I have a licence of the DOX module, and find it very
convenient. It is however quite expensive.

I would suggest that DOX should be part of future S-Plus
versions, to promote via S-Plus the use of experimental
designs. The surface, contour and image functions for
Response Surface Designs need to be "Trellis-ized".

Mixture designs (where the ingredient factors sum up to
a constant) should also be integrated, with a plot function
to visualize the response surface in triangles (see the
book by Khuri et al.).

##########

Charlie Roosen kindly invited users' suggestions on statistical
enhancements to S+. so here are some initial thoughts :-

1. Put the non-central distributions on the same basis
as the central.

2. Add an option to VARCOMP to obtain estimated variances
by method-of-moments; alternatively, enable RAOV to
deal with unbalanced data.

3. Provide a set of QC facilities along the lines of QTOOLBOX
and perhaps lose the existing qcc-object based stuff ;-)
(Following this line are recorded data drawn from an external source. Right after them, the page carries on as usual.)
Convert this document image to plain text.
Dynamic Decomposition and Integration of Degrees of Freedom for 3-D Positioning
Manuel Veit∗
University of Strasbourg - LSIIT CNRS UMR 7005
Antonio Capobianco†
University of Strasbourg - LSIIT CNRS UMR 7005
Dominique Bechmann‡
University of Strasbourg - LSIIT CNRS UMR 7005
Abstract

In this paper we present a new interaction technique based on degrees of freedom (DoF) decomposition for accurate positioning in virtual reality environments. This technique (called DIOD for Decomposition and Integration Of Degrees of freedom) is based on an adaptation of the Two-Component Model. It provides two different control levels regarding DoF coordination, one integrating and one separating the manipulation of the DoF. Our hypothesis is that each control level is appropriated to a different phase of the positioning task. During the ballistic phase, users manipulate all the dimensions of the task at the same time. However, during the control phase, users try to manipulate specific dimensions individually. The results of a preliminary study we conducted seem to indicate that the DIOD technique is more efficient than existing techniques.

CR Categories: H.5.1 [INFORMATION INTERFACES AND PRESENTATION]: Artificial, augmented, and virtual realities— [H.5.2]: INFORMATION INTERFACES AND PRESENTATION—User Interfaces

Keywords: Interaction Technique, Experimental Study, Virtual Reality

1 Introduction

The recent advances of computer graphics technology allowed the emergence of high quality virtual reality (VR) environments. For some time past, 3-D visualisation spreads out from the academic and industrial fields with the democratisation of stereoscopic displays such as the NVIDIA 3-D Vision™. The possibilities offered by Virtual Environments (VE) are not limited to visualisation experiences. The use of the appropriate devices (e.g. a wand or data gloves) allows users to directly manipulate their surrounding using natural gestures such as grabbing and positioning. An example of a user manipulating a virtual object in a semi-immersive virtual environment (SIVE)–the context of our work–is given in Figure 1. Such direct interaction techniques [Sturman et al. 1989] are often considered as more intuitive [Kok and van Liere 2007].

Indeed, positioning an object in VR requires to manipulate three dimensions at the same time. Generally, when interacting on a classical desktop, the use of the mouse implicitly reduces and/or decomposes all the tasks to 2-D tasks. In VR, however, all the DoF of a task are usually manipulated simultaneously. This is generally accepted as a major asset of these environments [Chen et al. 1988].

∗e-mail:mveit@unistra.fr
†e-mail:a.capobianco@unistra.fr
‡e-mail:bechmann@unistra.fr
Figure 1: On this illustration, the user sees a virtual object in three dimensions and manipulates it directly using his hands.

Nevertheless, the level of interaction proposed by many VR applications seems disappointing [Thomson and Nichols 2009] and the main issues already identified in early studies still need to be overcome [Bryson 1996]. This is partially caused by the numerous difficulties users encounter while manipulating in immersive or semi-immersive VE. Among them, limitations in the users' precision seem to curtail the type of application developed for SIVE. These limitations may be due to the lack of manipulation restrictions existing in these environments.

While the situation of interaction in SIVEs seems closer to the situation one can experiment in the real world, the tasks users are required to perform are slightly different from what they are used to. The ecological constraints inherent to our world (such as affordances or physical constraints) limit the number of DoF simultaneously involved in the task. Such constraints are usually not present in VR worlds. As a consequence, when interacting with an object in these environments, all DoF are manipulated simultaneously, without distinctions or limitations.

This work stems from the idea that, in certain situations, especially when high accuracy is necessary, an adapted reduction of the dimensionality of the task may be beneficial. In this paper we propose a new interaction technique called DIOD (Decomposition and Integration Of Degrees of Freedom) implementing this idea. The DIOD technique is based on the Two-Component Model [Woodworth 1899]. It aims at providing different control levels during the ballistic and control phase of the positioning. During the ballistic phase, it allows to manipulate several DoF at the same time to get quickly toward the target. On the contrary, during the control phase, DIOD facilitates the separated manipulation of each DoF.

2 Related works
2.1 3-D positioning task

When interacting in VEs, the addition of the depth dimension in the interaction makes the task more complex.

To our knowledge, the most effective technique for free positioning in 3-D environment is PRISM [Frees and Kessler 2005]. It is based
4. Incorporate DOX facilities into mainstream S+

5. Not really a statistical one this - provide a method of
producing smoothly 'animated' graphics.

##########

fao Charles Roosen--

THESE ARE A FEW OF MY FAVOURITE THINGS:

In fitting GAMs:

(1) the ability to have independent smooths in different factor levels. EG
growth~ lo( temperature) %in% gender

(2) cyclic smoothers, e.g. depth~lo( julian.date, period=365). The "supsmu" function can already do this (but not in GAMs), and
there's absolutely no reason why "lo" and "s" couldn't be adapted. Although one can fudge a result via
depth~lo( sin( 2*julian.date %% 365)) + lo( cos( 2*pi*julian.date %% 365)), this is less satisfactory for several reasons, e.g. how to interpret degrees-of-freedom.

In "survreg":
(3) the ability to handle negative responses without complaint. This behaviour could be governed by a
parameter "allow.negative=F" in the arguments, for consistency with the current version. I have used "survreg" to
analyze censored non-survival data (at the suggestion of s-news; I hadn't realized it was useful outside
survival analysis) and it was awkward to have to adjust my data to fit the program's requirements.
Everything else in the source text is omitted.